SAMSON AGONISTES

SA appeared in 1671, in the same volume as PR. The date of composition is not known, and Milton’s nephew Edward Phillips says that it ‘cannot certainly be concluded’ (Darbishire (ed.), Early Lives of Milton, p. 75). The traditional dating is 1666–70, but some critics have argued for the late 1640s or early 1650s. Some parts were almost certainly written after the Restoration, for they have a strong topical relevance (see especially lines here).

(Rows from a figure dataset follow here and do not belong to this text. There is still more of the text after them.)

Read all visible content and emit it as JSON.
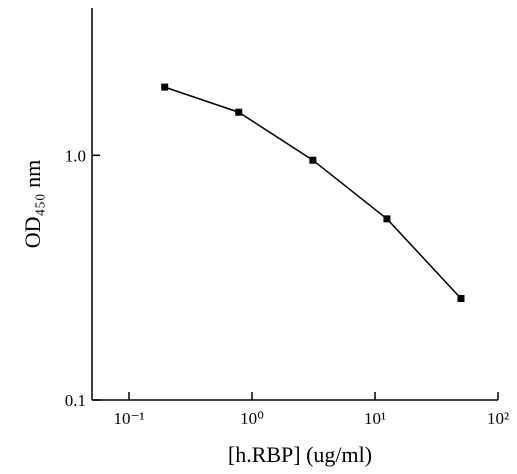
{
  "chart_data": {
    "type": "line",
    "x_label": "[h.RBP] (ug/ml)",
    "y_label": "OD₄₅₀ nm",
    "x_scale": "log",
    "y_scale": "log",
    "x": [
      0.195,
      0.78,
      3.125,
      12.5,
      50
    ],
    "series": [
      {
        "color": "#000000",
        "values": [
          1.9,
          1.5,
          0.955,
          0.55,
          0.26
        ]
      }
    ],
    "xlim": [
      0.05,
      100
    ],
    "ylim": [
      0.1,
      4
    ],
    "xticks": [
      {
        "value": 0.1,
        "label": "10⁻¹"
      },
      {
        "value": 1,
        "label": "10⁰"
      },
      {
        "value": 10,
        "label": "10¹"
      },
      {
        "value": 100,
        "label": "10²"
      }
    ],
    "yticks": [
      0.1,
      {
        "value": 1,
        "label": "1.0"
      }
    ]
  }
}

Preface: Of that Sort of Dramatic Poem …

a verse of Euripides: ‘Evil communications corrupt good manners’, quoted by St Paul from a fragment anciently attributed to the tragic poet Euripides.

Paraeus: David Paraeus (1548–1622), German Calvinist.

Dionysius: Dionysius I of Syracuse (c. 430–367 bc, tyrant from 405) wrote a tragedy that was awarded first prize in the Athenian competition.

Augustus: Suetonius reports that he destroyed his unfinished tragedy Ajax.

Seneca: Milton is correct in his surmise that Seneca the Stoic philosopher (4 bc–ad 65) was the same person as Seneca the tragic poet.

Gregory Nazianzen: Bishop of Constantinople (329–89), supposed author of Christ Suffering.

Martial: Roman poet (c. 40–104) who prefaced several of his Epigrams with prose epistles.

apolelymenon: ‘Freed’ (from regular stanzaic patterns).

alloeostropha: Irregular strophes.

explicit: Simple.

circumscription of time: Aristotle’s ‘unity of time’, whereby the action of a tragedy is confined to one day. Renaissance theorists hardened this into a rule.